Gösta haussa les épaules et lui dit simplement adieu.

Dans le vestibule il croisa Sintram.

— Drôle d’histoire ! s’écria celui-ci. Gösta, tu n’as pas ton pareil pour nous défrayer de belles aventures !

— Ce sera encore plus drôle tout à l’heure, répondit Gösta. Le prêtre de Brobu est là, avec son traîneau plein d’argent. On dit qu’il achètera tout Bjorne et le paiera rubis sur ongle. Je voudrais voir le maître de forges quand il l’apprendra !

Sintram rentra la tête entre les épaules et rit intérieurement.

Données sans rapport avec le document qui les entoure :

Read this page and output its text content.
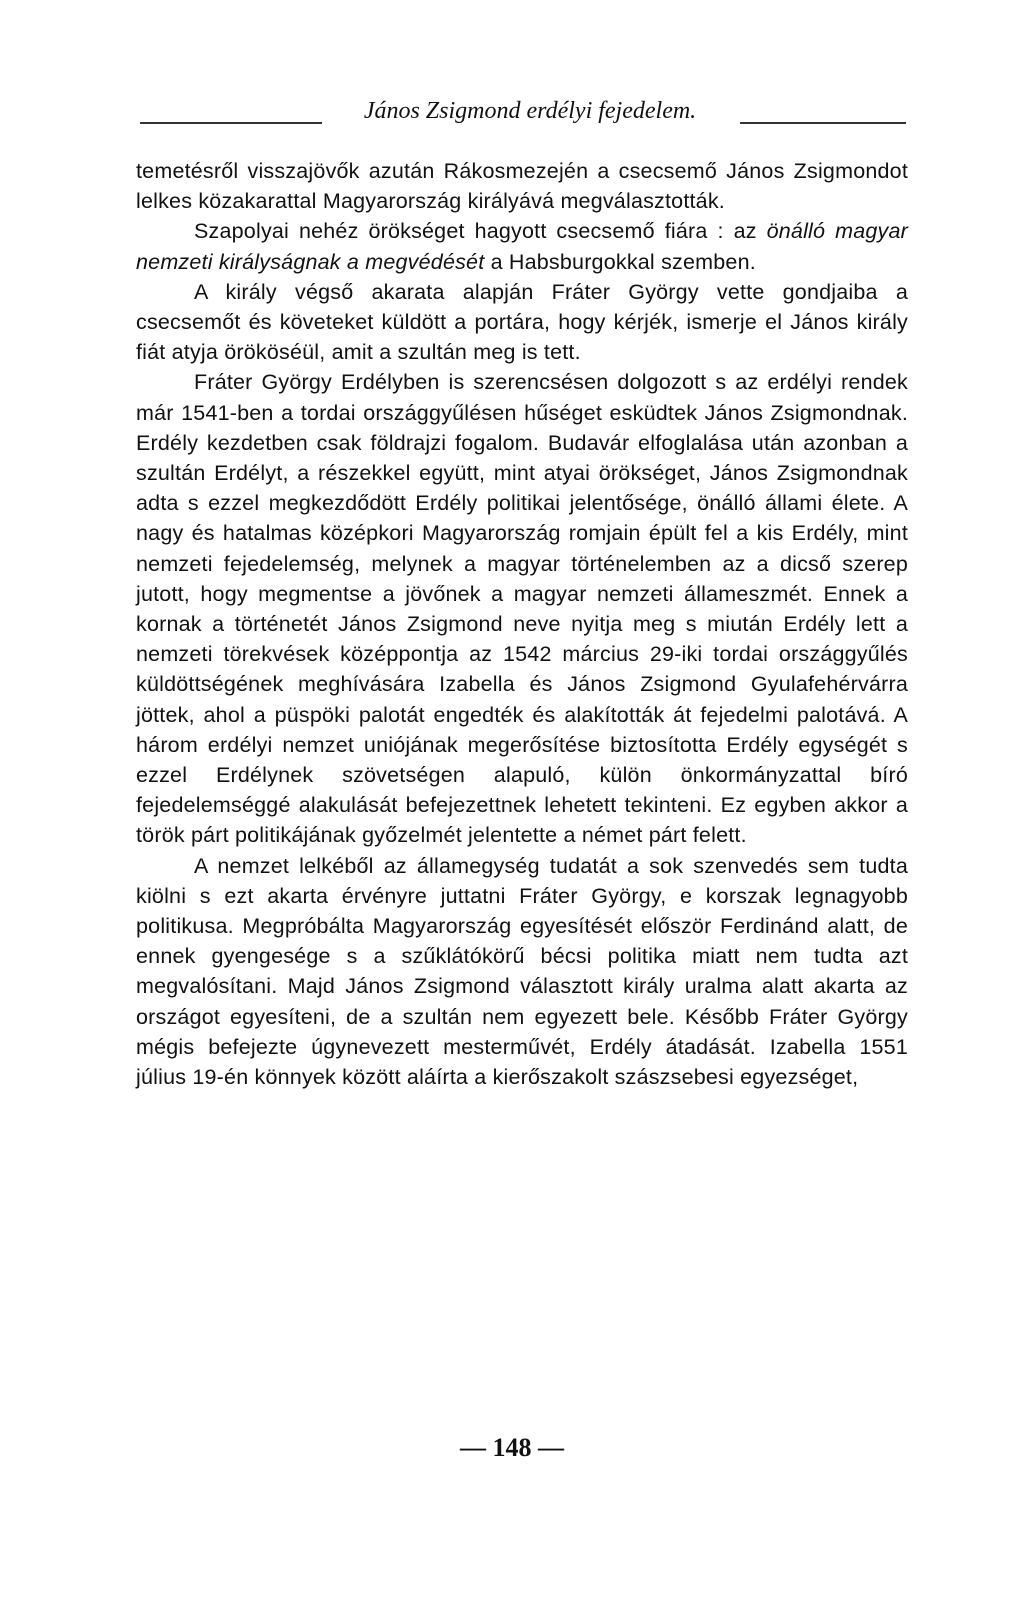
János Zsigmond erdélyi fejedelem.

temetésről visszajövők azután Rákosmezején a csecsemő János Zsigmondot lelkes közakarattal Magyarország királyává megválasztották.

Szapolyai nehéz örökséget hagyott csecsemő fiára : az önálló magyar nemzeti királyságnak a megvédését a Habsburgokkal szemben.

A király végső akarata alapján Fráter György vette gondjaiba a csecsemőt és követeket küldött a portára, hogy kérjék, ismerje el János király fiát atyja örököséül, amit a szultán meg is tett.

Fráter György Erdélyben is szerencsésen dolgozott s az erdélyi rendek már 1541-ben a tordai országgyűlésen hűséget esküdtek János Zsigmondnak. Erdély kezdetben csak földrajzi fogalom. Budavár elfoglalása után azonban a szultán Erdélyt, a részekkel együtt, mint atyai örökséget, János Zsigmondnak adta s ezzel megkezdődött Erdély politikai jelentősége, önálló állami élete. A nagy és hatalmas középkori Magyarország romjain épült fel a kis Erdély, mint nemzeti fejedelemség, melynek a magyar történelemben az a dicső szerep jutott, hogy megmentse a jövőnek a magyar nemzeti állameszmét. Ennek a kornak a történetét János Zsigmond neve nyitja meg s miután Erdély lett a nemzeti törekvések középpontja az 1542 március 29-iki tordai országgyűlés küldöttségének meghívására Izabella és János Zsigmond Gyulafehérvárra jöttek, ahol a püspöki palotát engedték és alakították át fejedelmi palotává. A három erdélyi nemzet uniójának megerősítése biztosította Erdély egységét s ezzel Erdélynek szövetségen alapuló, külön önkormányzattal bíró fejedelemséggé alakulását befejezettnek lehetett tekinteni. Ez egyben akkor a török párt politikájának győzelmét jelentette a német párt felett.

A nemzet lelkéből az államegység tudatát a sok szenvedés sem tudta kiölni s ezt akarta érvényre juttatni Fráter György, e korszak legnagyobb politikusa. Megpróbálta Magyarország egyesítését először Ferdinánd alatt, de ennek gyengesége s a szűklátókörű bécsi politika miatt nem tudta azt megvalósítani. Majd János Zsigmond választott király uralma alatt akarta az országot egyesíteni, de a szultán nem egyezett bele. Később Fráter György mégis befejezte úgynevezett mesterművét, Erdély átadását. Izabella 1551 július 19-én könnyek között aláírta a kierőszakolt szászsebesi egyezséget,

— 148 —
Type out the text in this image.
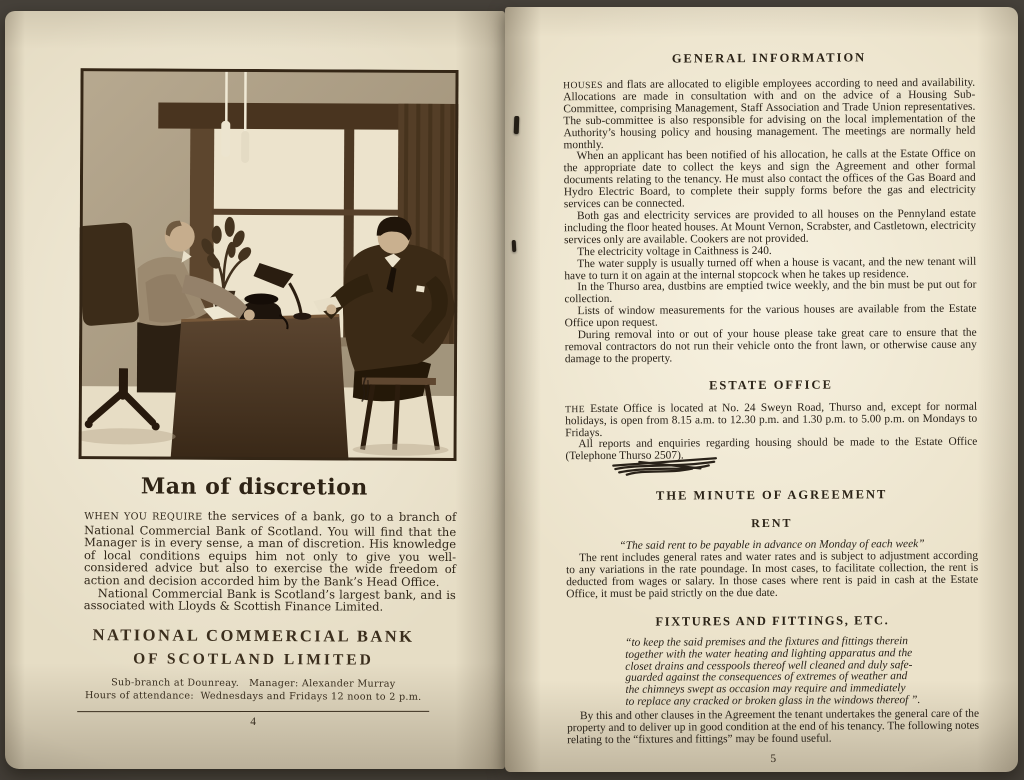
Man of discretion

WHEN YOU REQUIRE the services of a bank, go to a branch of National Commercial Bank of Scotland. You will find that the Manager is in every sense, a man of discretion. His knowledge of local conditions equips him not only to give you well-considered advice but also to exercise the wide freedom of action and decision accorded him by the Bank’s Head Office.

National Commercial Bank is Scotland’s largest bank, and is associated with Lloyds & Scottish Finance Limited.

NATIONAL COMMERCIAL BANK
OF SCOTLAND LIMITED
Sub-branch at Dounreay.   Manager: Alexander Murray
Hours of attendance:  Wednesdays and Fridays 12 noon to 2 p.m.
4
GENERAL INFORMATION

HOUSES and flats are allocated to eligible employees according to need and availability. Allocations are made in consultation with and on the advice of a Housing Sub-Committee, comprising Management, Staff Association and Trade Union representatives. The sub-committee is also responsible for advising on the local implementation of the Authority’s housing policy and housing management. The meetings are normally held monthly.

When an applicant has been notified of his allocation, he calls at the Estate Office on the appropriate date to collect the keys and sign the Agreement and other formal documents relating to the tenancy. He must also contact the offices of the Gas Board and Hydro Electric Board, to complete their supply forms before the gas and electricity services can be connected.

Both gas and electricity services are provided to all houses on the Pennyland estate including the floor heated houses. At Mount Vernon, Scrabster, and Castletown, electricity services only are available. Cookers are not provided.

The electricity voltage in Caithness is 240.

The water supply is usually turned off when a house is vacant, and the new tenant will have to turn it on again at the internal stopcock when he takes up residence.

In the Thurso area, dustbins are emptied twice weekly, and the bin must be put out for collection.

Lists of window measurements for the various houses are available from the Estate Office upon request.

During removal into or out of your house please take great care to ensure that the removal contractors do not run their vehicle onto the front lawn, or otherwise cause any damage to the property.

ESTATE OFFICE

THE Estate Office is located at No. 24 Sweyn Road, Thurso and, except for normal holidays, is open from 8.15 a.m. to 12.30 p.m. and 1.30 p.m. to 5.00 p.m. on Mondays to Fridays.

All reports and enquiries regarding housing should be made to the Estate Office (Telephone Thurso 2507
).

THE MINUTE OF AGREEMENT
RENT

“The said rent to be payable in advance on Monday of each week”

The rent includes general rates and water rates and is subject to adjustment according to any variations in the rate poundage. In most cases, to facilitate collection, the rent is deducted from wages or salary. In those cases where rent is paid in cash at the Estate Office, it must be paid strictly on the due date.

FIXTURES AND FITTINGS, ETC.
“to keep the said premises and the fixtures and fittings therein
together with the water heating and lighting apparatus and the
closet drains and cesspools thereof well cleaned and duly safe-
guarded against the consequences of extremes of weather and
the chimneys swept as occasion may require and immediately
to replace any cracked or broken glass in the windows thereof ”.

By this and other clauses in the Agreement the tenant undertakes the general care of the property and to deliver up in good condition at the end of his tenancy. The following notes relating to the “fixtures and fittings” may be found useful.

5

Puis il se hâta vers la salle de vente, où il se faufila jusqu’à Melchior Sinclair.

— Veux-tu un petit verre, Sintram ? lui demanda Melchior. Mais le diable m’emporte si je t’en donne un, avant que tu aies d’abord acheté quelque chose !

— Maintenant comme toujours, tu as de la chance, mon compère, répliqua Sintram. Je t’annonce l’arrivée d’un homme de conséquence, qui, le traîneau chargé de bel argent, vient acheter Bjorne, meubles et immeubles. Il y a même ici un tas de gens qui achètent pour lui, car il ne tient pas à se montrer encore.

— Tu peux me dire son nom et je t’offre un verre.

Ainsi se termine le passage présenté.